Before starting my PhD, I received the CASSUM fellowship to work with Dr. Martin Rahm at Chalmers University of Technology in Sweden — another fun story; ask me about it sometime. There, I studied how non-carbon-based polymers could exist in the sulfuric-acid clouds of Venus. It was the kind of question I LOVE: chemically rigorous, planetary in scale, and open enough to challenge assumptions about what life could be. So creative, yet so grounded in scientific principles.

Soon after, I began my PhD in Planetary Science and Astrobiology at Purdue University. Today, I study prebiotic chemistry and use computational tools to model how life’s molecular building blocks might form or become accessible in environments beyond Earth, especially on worlds like Titan.

My work sits at the intersection of chemistry, computation, automation, and planetary science. I build workflows that help turn complex chemical systems into clearer scientific insight. More broadly, I am interested in how better tools, models, and ways of thinking can help us explore chemical possibility across worlds.

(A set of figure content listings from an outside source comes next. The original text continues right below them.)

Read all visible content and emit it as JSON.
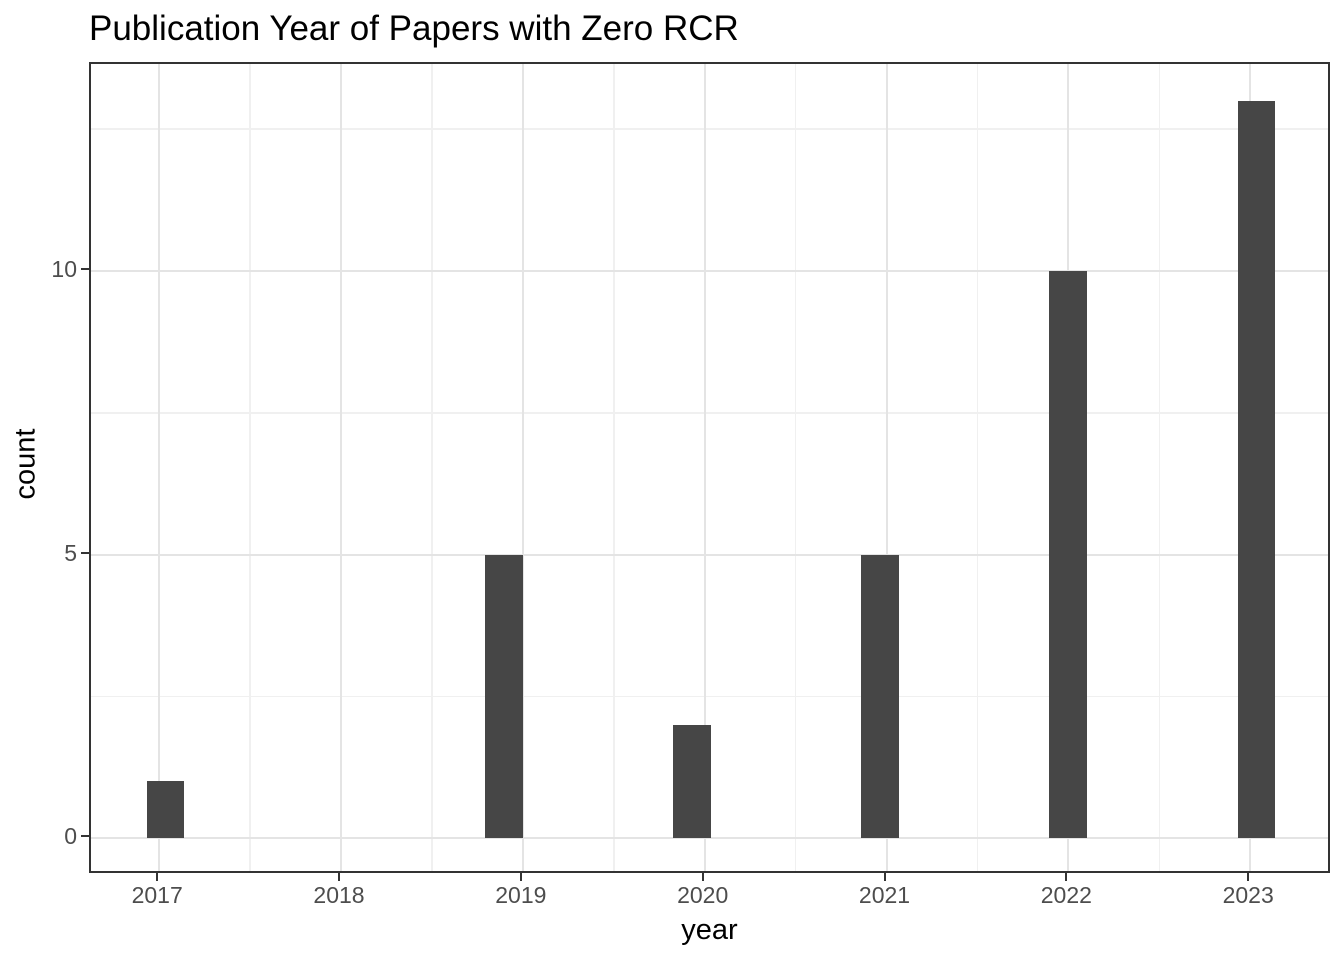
{
  "chart_data": {
    "type": "bar",
    "subtype": "histogram",
    "title": "Publication Year of Papers with Zero RCR",
    "xlabel": "year",
    "ylabel": "count",
    "x_tick_labels": [
      "2017",
      "2018",
      "2019",
      "2020",
      "2021",
      "2022",
      "2023"
    ],
    "x_ticks": [
      2017,
      2018,
      2019,
      2020,
      2021,
      2022,
      2023
    ],
    "y_tick_labels": [
      "0",
      "5",
      "10"
    ],
    "y_ticks": [
      0,
      5,
      10
    ],
    "x_minor_gridlines": [
      2017.5,
      2018.5,
      2019.5,
      2020.5,
      2021.5,
      2022.5
    ],
    "y_minor_gridlines": [
      2.5,
      7.5,
      12.5
    ],
    "xlim": [
      2016.625,
      2023.45
    ],
    "ylim": [
      -0.65,
      13.65
    ],
    "bin_width": 0.2069,
    "categories": [
      2017,
      2018,
      2019,
      2020,
      2021,
      2022,
      2023
    ],
    "values": [
      1,
      0,
      5,
      2,
      5,
      10,
      13
    ],
    "bars": [
      {
        "year": 2017,
        "count": 1,
        "bin_center": 2017.034
      },
      {
        "year": 2018,
        "count": 0,
        "bin_center": 2018.069
      },
      {
        "year": 2019,
        "count": 5,
        "bin_center": 2018.896
      },
      {
        "year": 2020,
        "count": 2,
        "bin_center": 2019.931
      },
      {
        "year": 2021,
        "count": 5,
        "bin_center": 2020.965
      },
      {
        "year": 2022,
        "count": 10,
        "bin_center": 2021.999
      },
      {
        "year": 2023,
        "count": 13,
        "bin_center": 2023.034
      }
    ],
    "grid": "major and minor, light gray on white panel",
    "legend": "none",
    "colors": {
      "bar_fill": "#464646",
      "panel_border": "#333333",
      "grid_major": "#E4E4E4",
      "grid_minor": "#F0F0F0",
      "tick_mark": "#333333",
      "tick_label": "#4D4D4D",
      "axis_title": "#000000",
      "title": "#000000",
      "background": "#FFFFFF"
    }
  }
}
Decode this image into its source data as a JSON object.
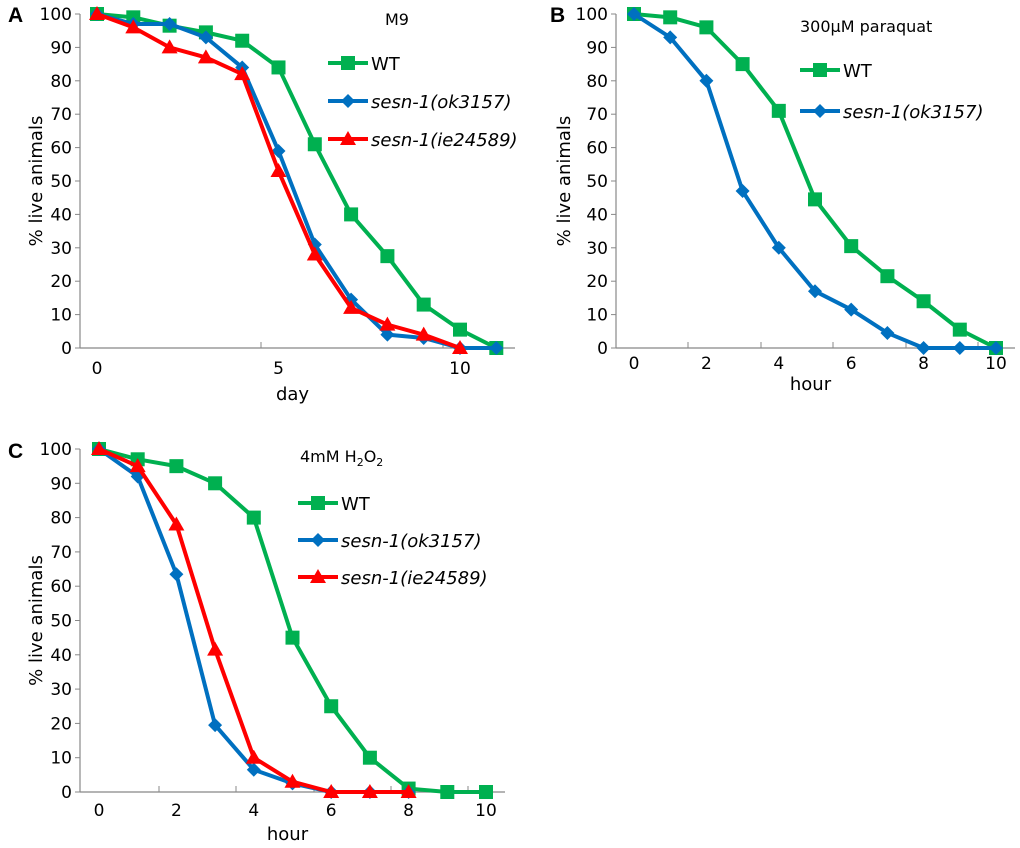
{
  "colors": {
    "WT": "#00b050",
    "ok3157": "#0070c0",
    "ie24589": "#ff0000",
    "axis": "#888888"
  },
  "chart_data": [
    {
      "panel": "A",
      "type": "line",
      "title": "M9",
      "xlabel": "day",
      "ylabel": "% live animals",
      "xlim": [
        0,
        11
      ],
      "ylim": [
        0,
        100
      ],
      "xticks": [
        0,
        5,
        10
      ],
      "yticks": [
        0,
        10,
        20,
        30,
        40,
        50,
        60,
        70,
        80,
        90,
        100
      ],
      "grid": false,
      "legend": "top-right",
      "series": [
        {
          "name": "WT",
          "key": "WT",
          "marker": "square",
          "x": [
            0,
            1,
            2,
            3,
            4,
            5,
            6,
            7,
            8,
            9,
            10,
            11
          ],
          "values": [
            100,
            99,
            96.5,
            94.5,
            92,
            84,
            61,
            40,
            27.5,
            13,
            5.5,
            0
          ]
        },
        {
          "name": "sesn-1(ok3157)",
          "key": "ok3157",
          "marker": "diamond",
          "x": [
            0,
            1,
            2,
            3,
            4,
            5,
            6,
            7,
            8,
            9,
            10,
            11
          ],
          "values": [
            100,
            97,
            97,
            93,
            84,
            59,
            31,
            14.5,
            4,
            3,
            0,
            0
          ]
        },
        {
          "name": "sesn-1(ie24589)",
          "key": "ie24589",
          "marker": "triangle",
          "x": [
            0,
            1,
            2,
            3,
            4,
            5,
            6,
            7,
            8,
            9,
            10
          ],
          "values": [
            100,
            96,
            90,
            87,
            82,
            53,
            28,
            12,
            7,
            4,
            0
          ]
        }
      ]
    },
    {
      "panel": "B",
      "type": "line",
      "title": "300µM paraquat",
      "xlabel": "hour",
      "ylabel": "% live animals",
      "xlim": [
        0,
        10
      ],
      "ylim": [
        0,
        100
      ],
      "xticks": [
        0,
        2,
        4,
        6,
        8,
        10
      ],
      "yticks": [
        0,
        10,
        20,
        30,
        40,
        50,
        60,
        70,
        80,
        90,
        100
      ],
      "grid": false,
      "legend": "top-right",
      "series": [
        {
          "name": "WT",
          "key": "WT",
          "marker": "square",
          "x": [
            0,
            1,
            2,
            3,
            4,
            5,
            6,
            7,
            8,
            9,
            10
          ],
          "values": [
            100,
            99,
            96,
            85,
            71,
            44.5,
            30.5,
            21.5,
            14,
            5.5,
            0
          ]
        },
        {
          "name": "sesn-1(ok3157)",
          "key": "ok3157",
          "marker": "diamond",
          "x": [
            0,
            1,
            2,
            3,
            4,
            5,
            6,
            7,
            8,
            9,
            10
          ],
          "values": [
            100,
            93,
            80,
            47,
            30,
            17,
            11.5,
            4.5,
            0,
            0,
            0
          ]
        }
      ]
    },
    {
      "panel": "C",
      "type": "line",
      "title": "4mM H2O2",
      "title_main": "4mM H",
      "title_sub1": "2",
      "title_mid": "O",
      "title_sub2": "2",
      "xlabel": "hour",
      "ylabel": "% live animals",
      "xlim": [
        0,
        10
      ],
      "ylim": [
        0,
        100
      ],
      "xticks": [
        0,
        2,
        4,
        6,
        8,
        10
      ],
      "yticks": [
        0,
        10,
        20,
        30,
        40,
        50,
        60,
        70,
        80,
        90,
        100
      ],
      "grid": false,
      "legend": "top-right",
      "series": [
        {
          "name": "WT",
          "key": "WT",
          "marker": "square",
          "x": [
            0,
            1,
            2,
            3,
            4,
            5,
            6,
            7,
            8,
            9,
            10
          ],
          "values": [
            100,
            97,
            95,
            90,
            80,
            45,
            25,
            10,
            1,
            0,
            0
          ]
        },
        {
          "name": "sesn-1(ok3157)",
          "key": "ok3157",
          "marker": "diamond",
          "x": [
            0,
            1,
            2,
            3,
            4,
            5,
            6,
            7,
            8
          ],
          "values": [
            100,
            92,
            63.5,
            19.5,
            6.5,
            2.5,
            0,
            0,
            0
          ]
        },
        {
          "name": "sesn-1(ie24589)",
          "key": "ie24589",
          "marker": "triangle",
          "x": [
            0,
            1,
            2,
            3,
            4,
            5,
            6,
            7,
            8
          ],
          "values": [
            100,
            95,
            78,
            41.5,
            10,
            3,
            0,
            0,
            0
          ]
        }
      ]
    }
  ]
}
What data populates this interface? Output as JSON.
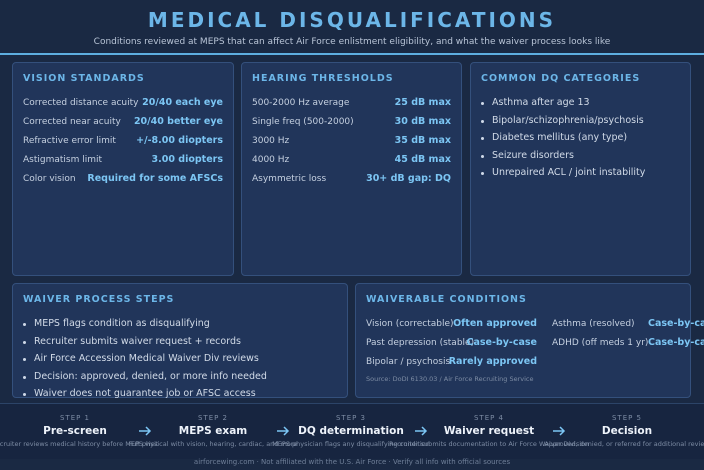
{
  "header": {
    "title": "MEDICAL DISQUALIFICATIONS",
    "subtitle": "Conditions reviewed at MEPS that can affect Air Force enlistment eligibility, and what the waiver process looks like"
  },
  "vision": {
    "title": "VISION STANDARDS",
    "rows": [
      {
        "label": "Corrected distance acuity",
        "value": "20/40 each eye"
      },
      {
        "label": "Corrected near acuity",
        "value": "20/40 better eye"
      },
      {
        "label": "Refractive error limit",
        "value": "+/-8.00 diopters"
      },
      {
        "label": "Astigmatism limit",
        "value": "3.00 diopters"
      },
      {
        "label": "Color vision",
        "value": "Required for some AFSCs"
      }
    ]
  },
  "hearing": {
    "title": "HEARING THRESHOLDS",
    "rows": [
      {
        "label": "500-2000 Hz average",
        "value": "25 dB max"
      },
      {
        "label": "Single freq (500-2000)",
        "value": "30 dB max"
      },
      {
        "label": "3000 Hz",
        "value": "35 dB max"
      },
      {
        "label": "4000 Hz",
        "value": "45 dB max"
      },
      {
        "label": "Asymmetric loss",
        "value": "30+ dB gap: DQ"
      }
    ]
  },
  "categories": {
    "title": "COMMON DQ CATEGORIES",
    "items": [
      "Asthma after age 13",
      "Bipolar/schizophrenia/psychosis",
      "Diabetes mellitus (any type)",
      "Seizure disorders",
      "Unrepaired ACL / joint instability"
    ]
  },
  "waiver_process": {
    "title": "WAIVER PROCESS STEPS",
    "items": [
      "MEPS flags condition as disqualifying",
      "Recruiter submits waiver request + records",
      "Air Force Accession Medical Waiver Div reviews",
      "Decision: approved, denied, or more info needed",
      "Waiver does not guarantee job or AFSC access"
    ]
  },
  "waiverable": {
    "title": "WAIVERABLE CONDITIONS",
    "left": [
      {
        "label": "Vision (correctable)",
        "value": "Often approved"
      },
      {
        "label": "Past depression (stable)",
        "value": "Case-by-case"
      },
      {
        "label": "Bipolar / psychosis",
        "value": "Rarely approved"
      }
    ],
    "right": [
      {
        "label": "Asthma (resolved)",
        "value": "Case-by-case"
      },
      {
        "label": "ADHD (off meds 1 yr)",
        "value": "Case-by-case"
      }
    ],
    "source": "Source: DoDI 6130.03 / Air Force Recruiting Service"
  },
  "steps": [
    {
      "number": "STEP 1",
      "title": "Pre-screen",
      "description": "Recruiter reviews medical history before MEPS visit"
    },
    {
      "number": "STEP 2",
      "title": "MEPS exam",
      "description": "Full physical with vision, hearing, cardiac, and more"
    },
    {
      "number": "STEP 3",
      "title": "DQ determination",
      "description": "MEPS physician flags any disqualifying condition"
    },
    {
      "number": "STEP 4",
      "title": "Waiver request",
      "description": "Recruiter submits documentation to Air Force Waiver Division"
    },
    {
      "number": "STEP 5",
      "title": "Decision",
      "description": "Approved, denied, or referred for additional review"
    }
  ],
  "footer": "airforcewing.com · Not affiliated with the U.S. Air Force · Verify all info with official sources"
}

In many ways, this feels like coming full circle.

Beyond

Beyond Research

Alongside research, I care deeply about communication, mentorship, and community.

I share parts of my scientific journey online through @scient_ish, where I try to make space science and astrobiology more accessible. I also reflect on growth, purpose, and self-understanding through more personal creative work, @spiritual_ish.

Over time, I have come to see these threads as connected. Science is one way I study the universe. Reflection is one way I understand my place within it.

Both are attempts to ask better questions, live with uncertainty, and move closer to truth.

Reflection

What I’ve Learned

Looking back, each phase of my life — childhood in India, immigration, college, corporate work, and now research — has felt like a recalibration toward greater alignment.

I used to think success meant achievement. Now, I see it more as the combination of clear intention, sustained effort, patience, and the willingness to keep realigning when something no longer fits.

I do not know exactly what will come after the PhD. That uncertainty used to scare me more than it does now. These days, I see it as part of the work: staying open, building useful things, following meaningful questions, and trusting that no sincere effort is ever wasted.